The following questions can be used to generate productive discussions with your technical team. The aim is to identify what constitutes ‘good’ cyber security in terms of managing cyber security risk.
Q1. As an organization**, do we have a process that ensures decision makers are as well informed as possible?**
The primary focus of your process should be that decision makers can make the most well informed decisions. The decision makers might be the Board (who have to set a risk appetite based on an understanding of a technical or operational risk) or it might be the practitioners who need to decide how to implement a specific course of action fed down from the Board. Both need to be as well informed as possible (in an understandable format) to allow those decisions to be made well. This means the output of risk assessments needs to meaningfully articulated. Qualified outputs are usually the most effective and are preferable to meaningless results where sometimes arbitrary numbers are added or multiplied to derive a score.
Q2. As an organization**, do we have a process that ensures cyber risk is integrated with business risk?**
Any decision maker in your organization should have an awareness of the importance of cyber security risk and enough expertise (or access to expertise) to consider cyber security risk in the decisions they make. To begin with you might want to:
consciously build in consideration of cyber security risk to any decision making processes you have
focus on educating people on cyber security
A way to check if this is working is to look at a decision taken in your organization and review whether cyber security risk has been balanced with other business risks. For example, an organization may assess that introducing a Bring Your Own Device (BYOD) policy brings substantial benefit to the organization in terms of flexible working. There are many different things you would expect to be considered in this decision, including:
the potential improvement in staff productivity
the potential security implications of having devices the organization does not control connecting to the organization networks
the cost implications
the liability implications
Were these considered jointly when making the decision, or was security only discussed once the decision was already made?
Both the Board and the practitioners should be able to clearly and simply articulate the process in a few minutes. The details of this framework might include:
how risks are escalated
what the threshold is for Board involvement in a risk decision
how we convey the confidence in a particular risk assessment
how often risks are reviewed
who owns which risks
who is responsible for the framework itself and for ensuring it is fit for purpose (for example, ensuring that the output of the risk assessment process genuinely reflects the assessment of the risk)
Q4. As a board, have we clearly set out what types of risks we would be willing to take, and those which are unacceptable?

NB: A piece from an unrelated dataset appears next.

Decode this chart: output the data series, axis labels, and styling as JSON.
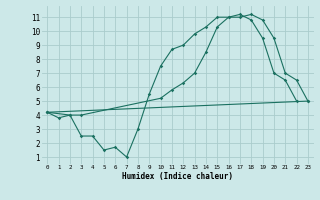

Support decision makers if they make risk decisions within the parameters you set.
Be clear on the process and the threshold for escalating the risk.
Be as specific as you can in terms of the types of risk and the amount of risk. For example, you might be unwilling to tolerate any significant risk to personal data but would be willing to accept email being unavailable for a day.
Consider the cumulative risk you are accepting; it’s possible that all your cyber risk could be realized at the same time. In a single incident, you might lose email for a day, the public website might be unavailable and financial data you hold might be stolen. While you may have accepted some risk of all those things happening you may not have considered whether the organization could tolerate them all happening at once.